The sequel, “The Misdemeanor,” premieres today at the fest and plays all week at the New Frontier Exhibition and Gateway, this time exploring an encounter between New York City police officers and two young black men that quickly spirals out of control.

“It’s pretty heavy,” said Ryan Pulliam, co-founder and CMO of Specular Theory, the Venice, California, VR studio behind the films. “We think it’s going to create a lot more conversation.”

The series is part of a broader movement to use VR to promote social good. In addition to the “Perspective” movies and films by immersive journalist Nonny de la Peña set in a food line in Los Angeles and a terrorist bombing in Syria, brands are using the technology to support causes as well as deliver marketing messages.

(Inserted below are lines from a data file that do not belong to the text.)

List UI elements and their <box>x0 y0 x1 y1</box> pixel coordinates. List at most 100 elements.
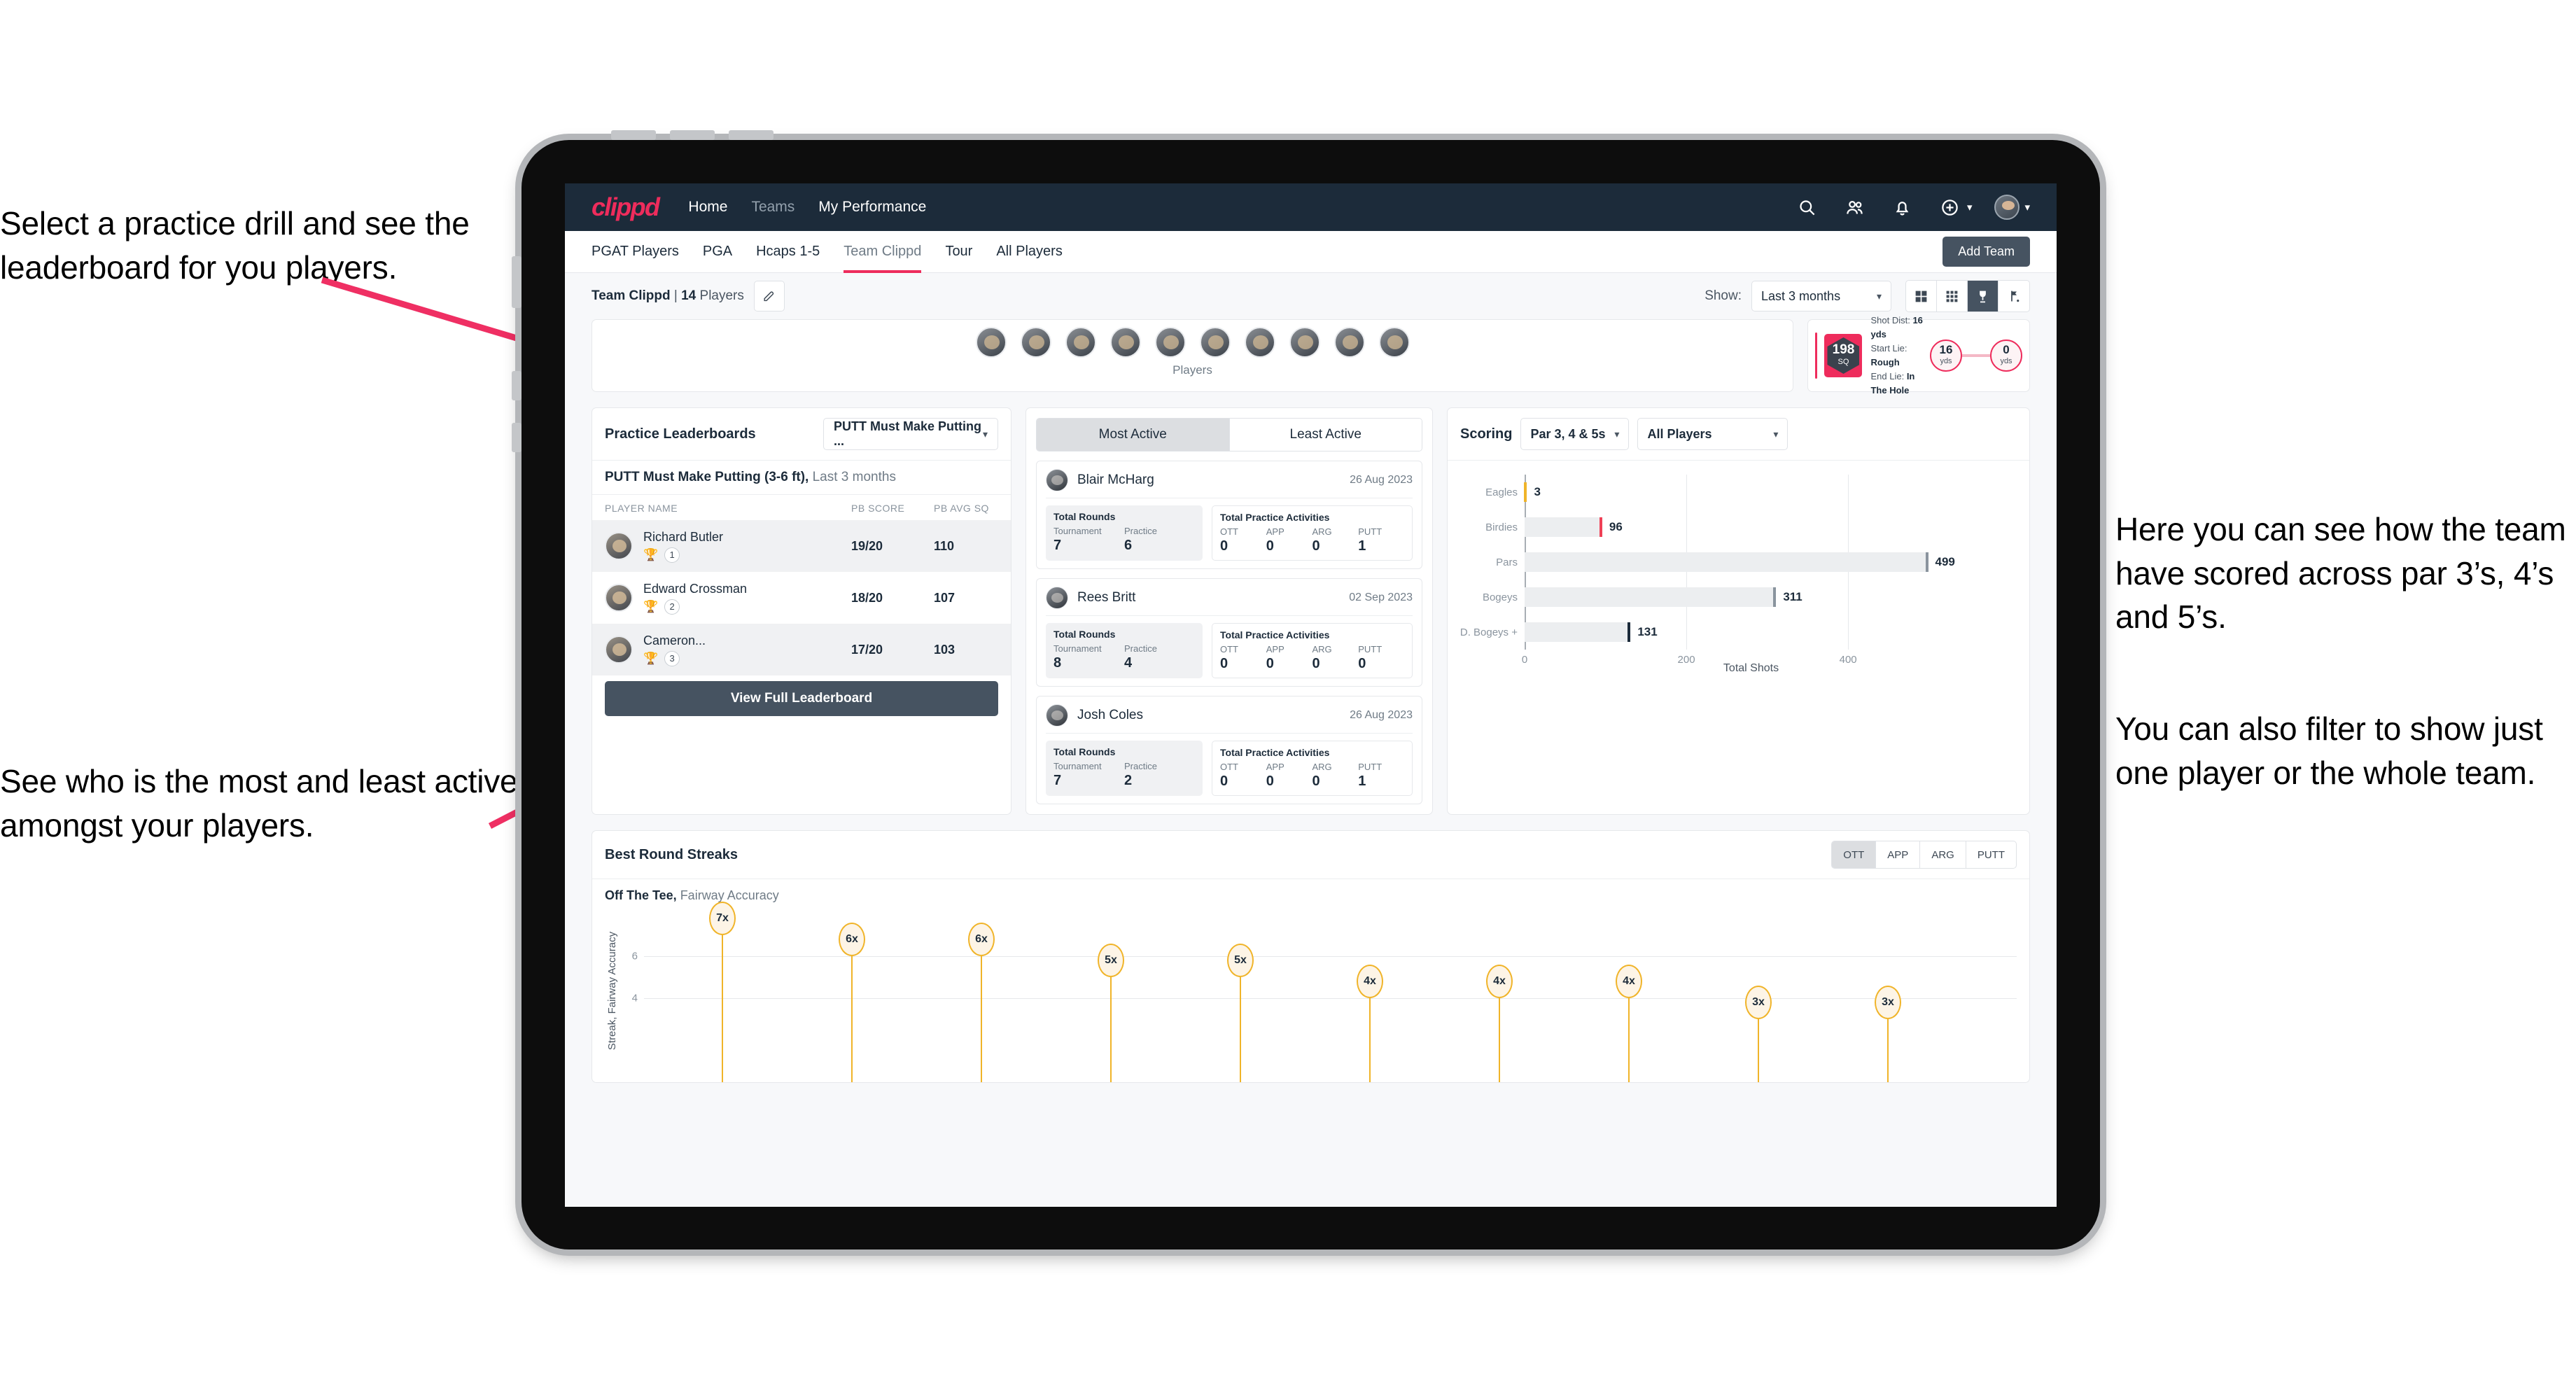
lollipop-stem[interactable]: 4x <box>1616 965 1642 1082</box>
plus-chevron-down-icon[interactable]: ▾ <box>1967 201 1973 214</box>
rounds-tournament-key: Tournament <box>1054 761 1102 771</box>
lollipop-stem[interactable]: 6x <box>968 923 995 1082</box>
practice-leaderboards-card: Practice Leaderboards PUTT Must Make Put… <box>592 407 1011 815</box>
total-practice-box: Total Practice Activities OTT 0 APP 0 AR… <box>1212 505 1413 561</box>
total-practice-cols: OTT 0 APP 0 ARG 0 <box>1220 644 1404 672</box>
leaderboard-player: Richard Butler 🏆 1 <box>643 530 851 563</box>
activity-item-header: Josh Coles 26 Aug 2023 <box>1046 704 1413 734</box>
nav-item-teams[interactable]: Teams <box>751 199 794 216</box>
lollipop-value-bubble: 3x <box>1875 986 1901 1019</box>
tab-least-active[interactable]: Least Active <box>1228 419 1422 451</box>
avatar[interactable] <box>1154 327 1186 358</box>
list-item[interactable]: Josh Coles 26 Aug 2023 Total Rounds Tour… <box>1036 696 1422 804</box>
table-row[interactable]: Edward Crossman 🏆 2 18/20 107 <box>592 572 1011 624</box>
nav-item-my-performance[interactable]: My Performance <box>818 199 926 216</box>
toggle-ott[interactable]: OTT <box>1832 841 1877 868</box>
avatar[interactable] <box>975 327 1007 358</box>
list-item[interactable]: Blair McHarg 26 Aug 2023 Total Rounds To… <box>1036 461 1422 569</box>
par-filter-select[interactable]: Par 3, 4 & 5s ▾ <box>1520 418 1630 450</box>
activity-tabs: Most Active Least Active <box>1036 418 1422 451</box>
avatar[interactable] <box>1244 327 1275 358</box>
list-item[interactable]: Rees Britt 02 Sep 2023 Total Rounds Tour… <box>1036 578 1422 687</box>
practice-putt-value: 1 <box>1358 774 1366 789</box>
tab-pga[interactable]: PGA <box>703 231 732 273</box>
avatar[interactable] <box>1065 327 1096 358</box>
player-filter-select[interactable]: All Players ▾ <box>1637 418 1788 450</box>
nav-item-home[interactable]: Home <box>688 199 727 216</box>
lollipop-stem[interactable]: 5x <box>1227 944 1254 1082</box>
bar-value-label: 3 <box>1534 485 1541 498</box>
table-row[interactable]: Richard Butler 🏆 1 19/20 110 <box>592 520 1011 572</box>
grid-small-icon[interactable] <box>1937 281 1968 312</box>
practice-arg-value: 0 <box>1312 656 1320 671</box>
activity-item-body: Total Rounds Tournament 8 Practice 4 Tot… <box>1046 623 1413 678</box>
toggle-putt[interactable]: PUTT <box>1966 841 2016 868</box>
avatar[interactable] <box>1199 327 1231 358</box>
leaderboard-header: Practice Leaderboards PUTT Must Make Put… <box>592 408 1011 461</box>
bell-icon[interactable] <box>1891 195 1914 219</box>
tab-most-active[interactable]: Most Active <box>1037 419 1229 451</box>
bar-cap <box>1524 482 1527 502</box>
avatar[interactable] <box>1020 327 1051 358</box>
tab-all-players[interactable]: All Players <box>996 231 1062 273</box>
lollipop-stem[interactable]: 6x <box>839 923 865 1082</box>
add-team-button[interactable]: Add Team <box>1942 237 2030 267</box>
avatar[interactable] <box>1289 327 1320 358</box>
start-distance-unit: yds <box>1940 357 1952 366</box>
start-lie-value: Rough <box>1870 357 1900 368</box>
rounds-practice-value: 6 <box>1124 538 1133 553</box>
flag-icon[interactable] <box>1998 281 2029 312</box>
table-row[interactable]: Cameron... 🏆 3 17/20 103 <box>592 624 1011 676</box>
avatar[interactable] <box>1110 327 1141 358</box>
tab-pgat-players[interactable]: PGAT Players <box>592 231 679 273</box>
rounds-tournament-value: 8 <box>1054 655 1062 671</box>
rounds-practice: Practice 4 <box>1124 643 1195 671</box>
leaderboard-title: Practice Leaderboards <box>605 426 756 442</box>
leaderboard-subtitle: PUTT Must Make Putting (3-6 ft), Last 3 … <box>592 461 1011 495</box>
grid-large-icon[interactable] <box>1906 281 1937 312</box>
scoring-bar-row: D. Bogeys + 131 <box>1460 622 1977 642</box>
search-icon[interactable] <box>1795 195 1819 219</box>
end-lie-row: End Lie: In The Hole <box>1870 370 1930 398</box>
clippd-logo[interactable]: clippd <box>592 192 660 222</box>
shot-quality-unit: SQ <box>1837 358 1849 367</box>
practice-putt-key: PUTT <box>1358 644 1382 654</box>
toggle-app[interactable]: APP <box>1876 841 1921 868</box>
tab-hcaps-1-5[interactable]: Hcaps 1-5 <box>756 231 820 273</box>
toggle-arg[interactable]: ARG <box>1920 841 1966 868</box>
avatar[interactable] <box>1334 327 1365 358</box>
chevron-down-icon: ▾ <box>1614 428 1620 440</box>
rounds-tournament-value: 7 <box>1054 773 1062 788</box>
lollipop-stem[interactable]: 3x <box>1875 986 1901 1082</box>
streaks-header: Best Round Streaks OTT APP ARG PUTT <box>592 831 2029 879</box>
shot-end-distance: 0 yds <box>1990 340 2022 372</box>
player-name: Richard Butler <box>643 529 724 544</box>
trophy-icon[interactable] <box>1968 281 1998 312</box>
people-icon[interactable] <box>1843 195 1867 219</box>
practice-arg-key: ARG <box>1312 526 1332 537</box>
plus-circle-icon[interactable] <box>1938 195 1962 219</box>
practice-putt-value: 1 <box>1358 538 1366 554</box>
lollipop-value-bubble: 5x <box>1227 944 1254 977</box>
drill-select[interactable]: PUTT Must Make Putting ... ▾ <box>823 418 998 450</box>
avatar[interactable] <box>1378 327 1410 358</box>
avatar-chevron-down-icon[interactable]: ▾ <box>2024 201 2030 214</box>
scoring-bar-chart: 0 200 400 Eagles 3 Birdies 96 Pars 499 Bogeys 311… <box>1460 472 2017 675</box>
lollipop-stem[interactable]: 3x <box>1745 986 1772 1082</box>
practice-app-key: APP <box>1266 762 1284 772</box>
lollipop-stem[interactable]: 4x <box>1486 965 1513 1082</box>
lollipop-stem[interactable]: 4x <box>1357 965 1383 1082</box>
avatar[interactable] <box>1994 195 2020 220</box>
view-full-leaderboard-button[interactable]: View Full Leaderboard <box>605 681 998 716</box>
date-range-select[interactable]: Last 3 months ▾ <box>1751 281 1891 312</box>
pencil-icon[interactable] <box>753 281 785 312</box>
total-practice-cols: OTT 0 APP 0 ARG 0 <box>1220 526 1404 554</box>
practice-putt-key: PUTT <box>1358 762 1382 772</box>
y-axis-tick: D. Bogeys + <box>1460 626 1518 638</box>
end-distance-value: 0 <box>2003 343 2010 357</box>
player-name: Rees Britt <box>1077 590 1136 605</box>
lollipop-stem[interactable]: 7x <box>709 902 736 1082</box>
tab-team-clippd[interactable]: Team Clippd <box>844 231 922 273</box>
lollipop-stem[interactable]: 5x <box>1098 944 1124 1082</box>
tab-tour[interactable]: Tour <box>945 231 972 273</box>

“The idea is to really use VR for empathy,” Pulliam said.

AT&T, for example, partnered with animation and visual effects studio Reel FX to create a VR experience called “It Can Wait” to discourage drivers from texting while driving. In the simulation, the viewer drives a car through residential neighborhoods and busy streets with a phone in hand, narrowly missing bicyclists, joggers and schoolchildren and ultimately causing an accident.

The campaign has included TV spots, pop-star PSAs and a documentary directed by Werner Herzog, as well as the VR experience that toured 100 cities with a replica car.

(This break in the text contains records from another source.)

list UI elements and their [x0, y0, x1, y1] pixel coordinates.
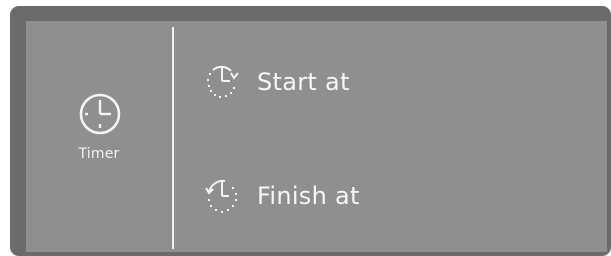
finish-at-button[interactable]: Finish at [201, 174, 360, 218]
clock-icon [79, 93, 121, 135]
start-at-button[interactable]: Start at [201, 60, 350, 104]
finish-at-label: Finish at [257, 182, 360, 210]
finish-at-clock-icon [205, 179, 237, 213]
display-screen: Timer Start at Finish at [26, 21, 607, 252]
display-bezel: Timer Start at Finish at [10, 6, 611, 256]
timer-panel[interactable]: Timer [26, 21, 172, 252]
start-at-label: Start at [257, 68, 350, 96]
panel-divider [172, 27, 174, 249]
start-at-clock-icon [207, 65, 239, 98]
timer-label: Timer [78, 146, 120, 162]
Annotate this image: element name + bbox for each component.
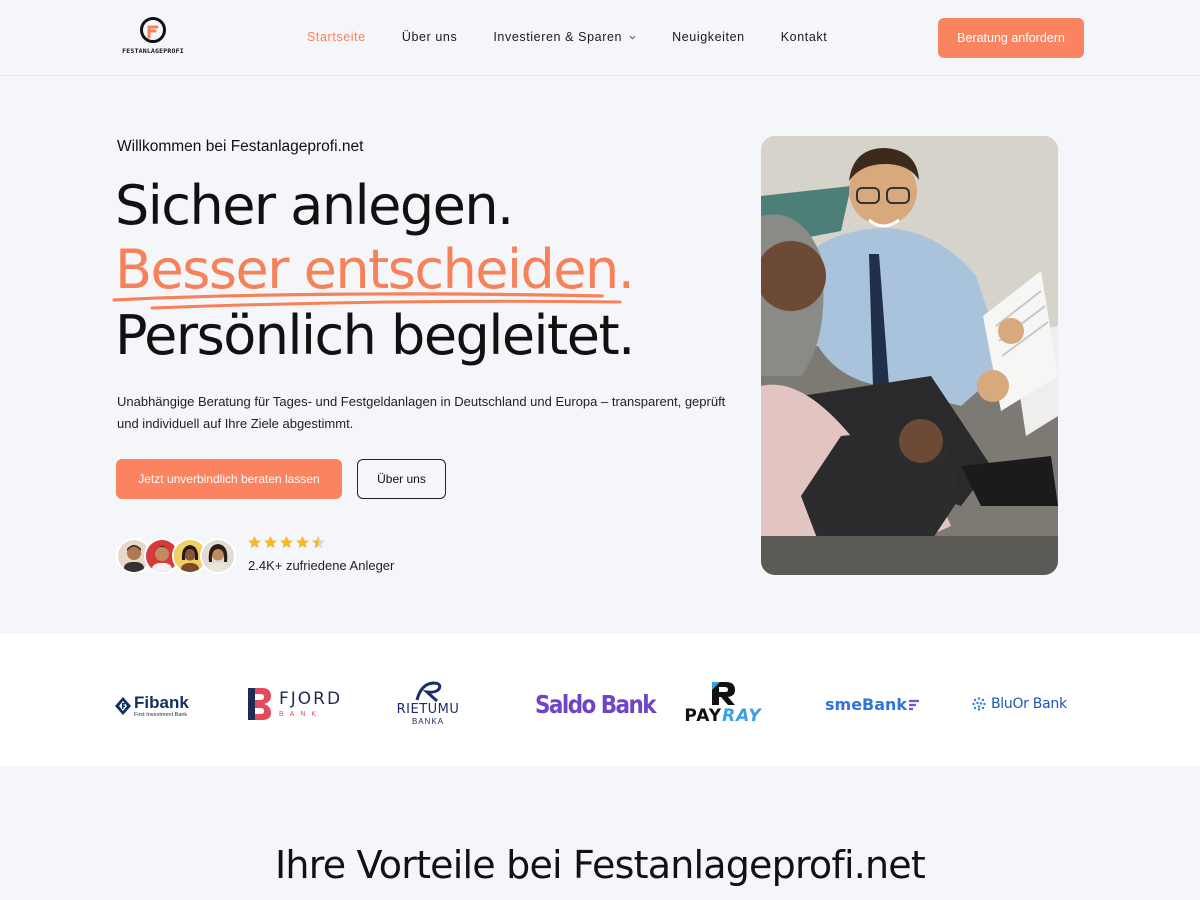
fjord-bank-icon: [248, 688, 271, 720]
section-title-vorteile: Ihre Vorteile bei Festanlageprofi.net: [275, 843, 926, 887]
avatar: [200, 538, 236, 574]
bank-logo-fjord: FJORD BANK: [246, 686, 342, 722]
rietumu-icon: [415, 681, 442, 702]
customer-avatars: [116, 538, 236, 574]
smebank-name: smeBank: [825, 695, 908, 714]
hero-consultation-photo: [761, 136, 1058, 575]
smebank-mark-icon: [909, 699, 920, 710]
bank-logo-fibank: Fibank First Investment Bank: [115, 694, 189, 719]
bluor-name: BluOr Bank: [991, 696, 1067, 712]
fibank-icon: [115, 697, 131, 716]
bank-logo-rietumu: RIETUMU BANKA: [390, 680, 466, 726]
chevron-down-icon: [629, 35, 636, 39]
star-icon: [296, 536, 309, 549]
logo-mark-icon: [140, 17, 166, 43]
star-icon: [280, 536, 293, 549]
nav-item-ueber-uns[interactable]: Über uns: [402, 30, 458, 44]
payray-name-a: PAY: [684, 706, 723, 726]
rating-stars: [247, 535, 327, 550]
happy-customers-count: 2.4K+ zufriedene Anleger: [248, 558, 395, 573]
bank-logo-payray: PAY RAY: [680, 680, 766, 725]
beratung-anfordern-button[interactable]: Beratung anfordern: [938, 18, 1084, 58]
fjord-subtitle: BANK: [279, 710, 323, 718]
partner-banks-section: Fibank First Investment Bank FJORD BANK …: [0, 634, 1200, 766]
headline-line-3: Persönlich begleitet.: [115, 304, 635, 367]
bank-logo-saldo: Saldo Bank: [535, 690, 675, 719]
main-nav: Startseite Über uns Investieren & Sparen…: [307, 30, 863, 44]
bank-logo-bluor: BluOr Bank: [971, 696, 1067, 712]
nav-item-startseite[interactable]: Startseite: [307, 30, 366, 44]
fibank-subtitle: First Investment Bank: [134, 712, 188, 718]
bluor-icon: [972, 697, 986, 711]
ueber-uns-button[interactable]: Über uns: [357, 459, 446, 499]
saldo-name: Saldo Bank: [535, 690, 657, 719]
nav-item-investieren-label: Investieren & Sparen: [493, 30, 623, 44]
headline-line-1: Sicher anlegen.: [115, 174, 514, 237]
hero-description: Unabhängige Beratung für Tages- und Fest…: [117, 394, 726, 431]
fjord-name: FJORD: [279, 688, 343, 709]
welcome-text: Willkommen bei Festanlageprofi.net: [117, 138, 364, 155]
star-half-icon: [312, 536, 325, 549]
site-header: FESTANLAGEPROFI Startseite Über uns Inve…: [0, 0, 1200, 76]
beraten-lassen-button[interactable]: Jetzt unverbindlich beraten lassen: [116, 459, 342, 499]
star-icon: [264, 536, 277, 549]
nav-item-kontakt[interactable]: Kontakt: [781, 30, 828, 44]
logo-text: FESTANLAGEPROFI: [122, 47, 184, 55]
nav-item-neuigkeiten[interactable]: Neuigkeiten: [672, 30, 745, 44]
star-icon: [248, 536, 261, 549]
payray-icon: [712, 682, 735, 705]
payray-name-b: RAY: [722, 706, 762, 726]
site-logo[interactable]: FESTANLAGEPROFI: [118, 16, 188, 60]
bank-logo-smebank: smeBank: [825, 695, 920, 714]
rietumu-subtitle: BANKA: [411, 717, 445, 726]
fibank-name: Fibank: [134, 693, 189, 712]
nav-item-investieren-sparen[interactable]: Investieren & Sparen: [493, 30, 636, 44]
rietumu-name: RIETUMU: [396, 702, 460, 717]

“The ability of VR to viscerally connect people with an idea or shine a spotlight on a topic — really outside of personally being there, [virtual reality is] as close as you can get,” said Chuck Peil, Reel FX’s vice president of business development and strategic partnerships.

Economic VR hardware from Google Cardboard and Samsung Gear VR have been available since last year, but with consumer editions of Oculus Rift, HTC Vive and Sony PlayStation VR releasing over the next few months, the VR market is still quite small. A report released just this week, however, projected that more than 200 million VR headsets will be sold by 2020.

“It’s going to be massive,” Peil said. “As it relates to television, we are [in the] ABC, CBS and NBC black-and-white early days of TV.”

Meanwhile, brands are already embracing VR as part of their marketing campaigns. Specular Theory just won a prize at CES for best live-action sports experience for a surfing video it produced for Jeep that makes users feel like they’re riding the waves themselves. And the company created a 360-degree immersive VR experience to promote “Terminator: Genisys” that puts viewers in the first-person perspective of a Terminator.